Manila, Philippines, August 19, 2016
- IFC, a member of the World Bank Group, with support from the Government
of Canada and the Clean Technology Fund, announced today an investment
of $161 million in three biomass power plants in Negros Occidental, the
Visayan island. The project is expected to generate 70 megawatts of clean
renewable energy for the country.
The power plants are being built in the towns of Manapla, San Carlos and
La Carlota and will convert sugarcane waste to electricity using a low
carbon-emitting process called circulating fluidized bed boiler technology.

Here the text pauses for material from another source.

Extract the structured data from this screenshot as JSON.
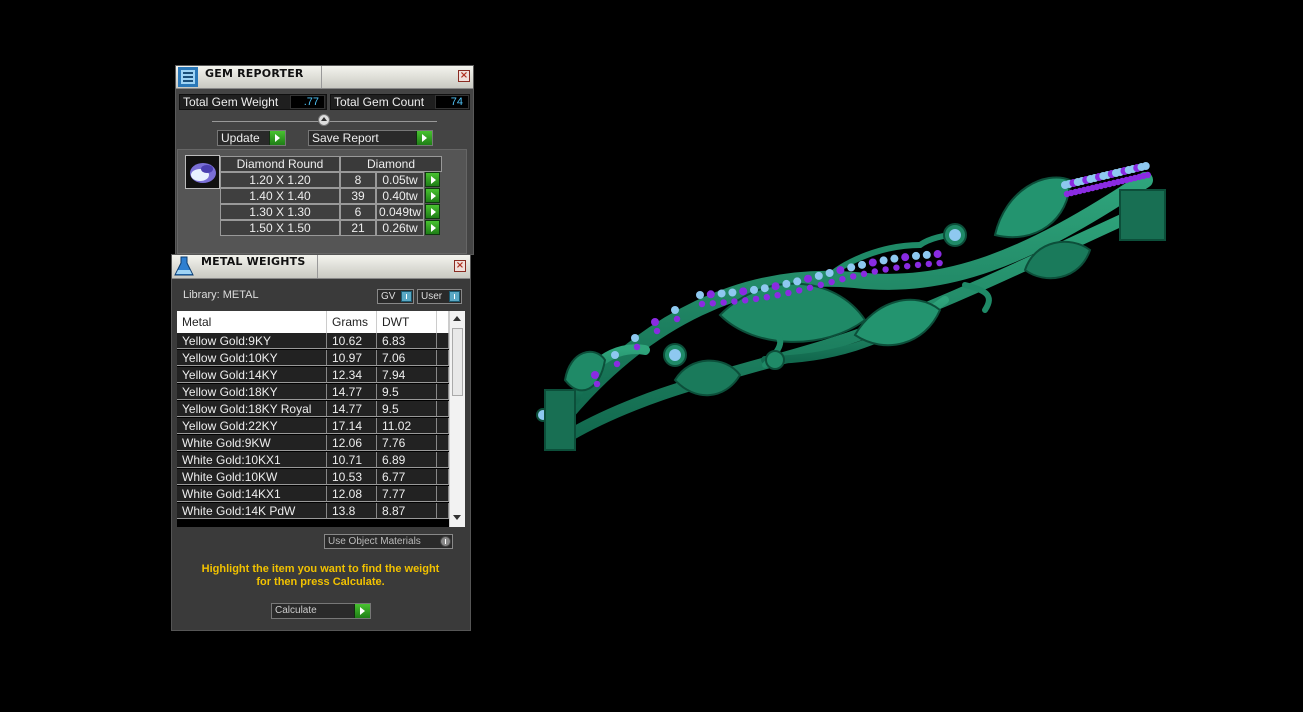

Before it was identified as feedstock for biomass power plants, sugarcane
waste was burned in the fields, a practice that contributed to air pollution.
IFC Country Manager, Yuan Xu said: “Energy is central to the country’s
development, and the Philippines needs to further diversify and secure
its energy sources. Converting agricultural waste to biomass power is a
sustainable way of creating economic value while caring for the environment.”

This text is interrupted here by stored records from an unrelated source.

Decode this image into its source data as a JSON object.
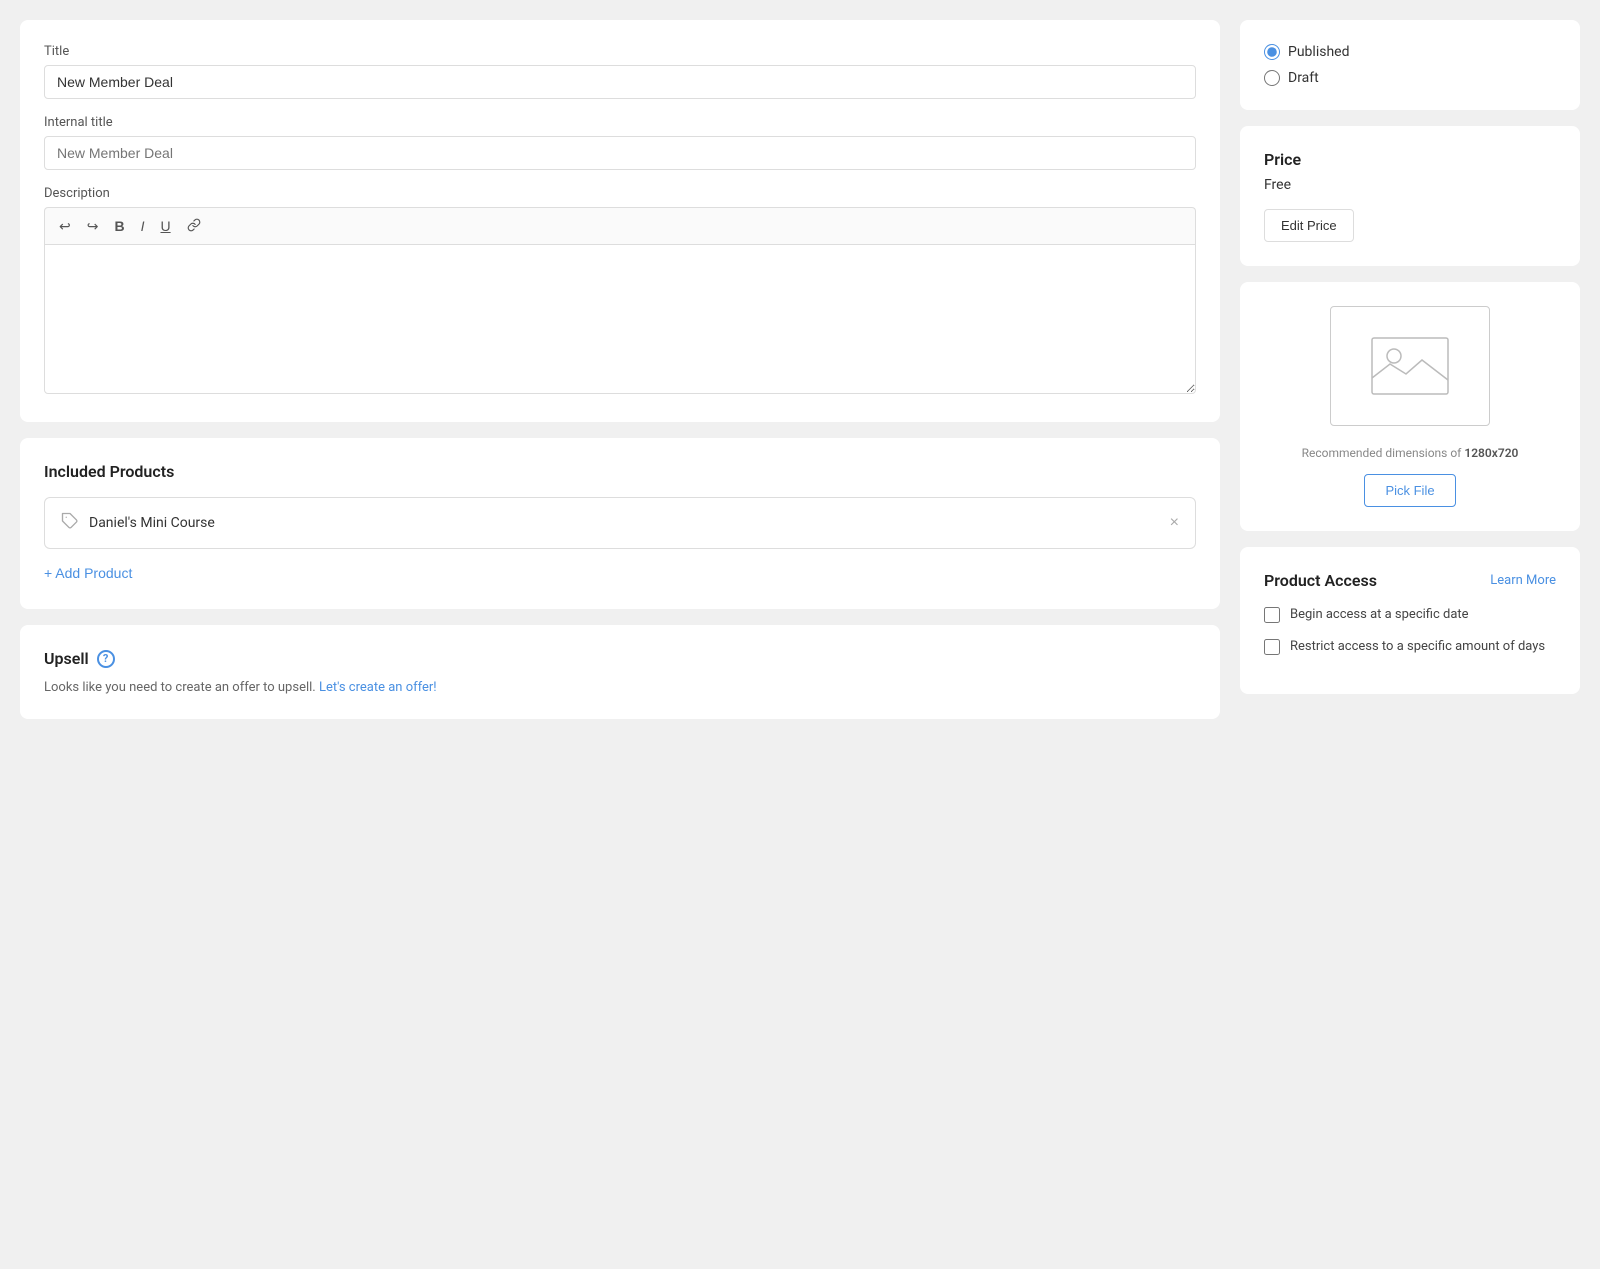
{
  "left": {
    "main_card": {
      "title_label": "Title",
      "title_value": "New Member Deal",
      "internal_title_label": "Internal title",
      "internal_title_placeholder": "New Member Deal",
      "description_label": "Description",
      "toolbar": {
        "undo": "↩",
        "redo": "↪",
        "bold": "B",
        "italic": "I",
        "underline": "U",
        "link": "🔗"
      }
    },
    "included_products": {
      "title": "Included Products",
      "products": [
        {
          "name": "Daniel's Mini Course"
        }
      ],
      "add_label": "+ Add Product"
    },
    "upsell": {
      "title": "Upsell",
      "text": "Looks like you need to create an offer to upsell.",
      "link_text": "Let's create an offer!",
      "link_href": "#"
    }
  },
  "right": {
    "status": {
      "options": [
        {
          "label": "Published",
          "value": "published",
          "checked": true
        },
        {
          "label": "Draft",
          "value": "draft",
          "checked": false
        }
      ]
    },
    "price": {
      "title": "Price",
      "value": "Free",
      "edit_label": "Edit Price"
    },
    "image": {
      "dimensions_text": "Recommended dimensions of ",
      "dimensions_value": "1280x720",
      "pick_label": "Pick File"
    },
    "product_access": {
      "title": "Product Access",
      "learn_more": "Learn More",
      "options": [
        {
          "label": "Begin access at a specific date",
          "checked": false
        },
        {
          "label": "Restrict access to a specific amount of days",
          "checked": false
        }
      ]
    }
  }
}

The Clean Technology Fund as well as the Government of Canada’s contribution
to the project through the IFC-Canada Climate Change Program have helped
make this investment viable. To date, Canada has provided CA$271 million
to the program, to enable climate change investments that are generating
significant environmental and economic benefits in developing countries.
“We are pleased to support innovative projects abroad that help reduce
global greenhouse gases. Through our partnership with the IFC, the Government
of Canada will deliver funds that will enable the growth of renewable energy
while supporting the creation of green jobs,” said Catherine McKenna,
Canada's Minister of Environment and Climate Change.
“We are happy to receive this support from IFC and the development partners,”
said Jose Maria Zabaleta, CEO of Bronzeoak Philippines, one of the shareholders
for the project. “This funding will help utilize agricultural waste to
generate reliable base load power, providing additional income to farmers,
reducing fertilizer costs, and helping contribute to a healthful ecology.”
“ThomasLloyd is delighted that IFC has chosen to participate in these
investments. With its use of local sugar cane waste, this project is an
exciting development for all the stakeholders and especially for the local
community,” said Tony Coveney, Executive Director of ThomasLloyd Group
Ltd. ThomasLloyd CTI Asia Holdings is the principal financial sponsor.
WBE (Hong Kong) International Green Energy Limited, another shareholder,
will provide engineering and construction services.
In addition to loans from Canada and the Clean Technology Fund, IFC is
also mobilizing funding from the Managed Co-Lending Portfolio Program,
a new syndications platform that offers institutional investors the ability
to passively participate in IFC’s future senior loan portfolio.
The three power plants are expected to qualify for the biomass feed-in-tariff
of the Philippine Energy Regulatory Commission. The feed-in-tariff is available
to energy producers with up to 250 megawatts of biomass generating capacity.
IFC, a member of the World Bank Group, is the largest global development
institution focused on the private sector in emerging markets. Working
with more than 2,000 businesses worldwide, we use our six decades of experience
to create opportunity where it’s needed most. In FY16, our long-term investments
in developing countries rose to nearly $19 billion, leveraging our capital,
expertise and influence to help the private sector end extreme poverty
and boost shared prosperity. For more information, visit www.ifc.org.
About the IFC-Canada Climate Change Program
The IFC-Canada Climate Change Program promotes private sector financing
for clean energy projects. It received funding under Canada’s fast-start
financing to catalyze investments in renewable, low-carbon technologies
that would not otherwise happen. The Government of Canada is committed
to support climate change action and will deliver $2.65 billion between
2015 and 2020 to support developing countries’ transition to low-carbon
economies and adapt to the impact of climate change. For more information
on Canada’s investment in global climate change action, visit www.climatechange.gc.ca/finance.
About the Clean Technology Fund
The Clean Technology Fund, a financing instrument under the Climate Investment
Funds, provides developing countries with incentives to scale up the demonstration,
deployment, and transfer of technologies that have high potential for long-term
greenhouse gas emissions savings. The Climate Investment Funds are unique
financing instruments that support low-carbon and climate-resilient development.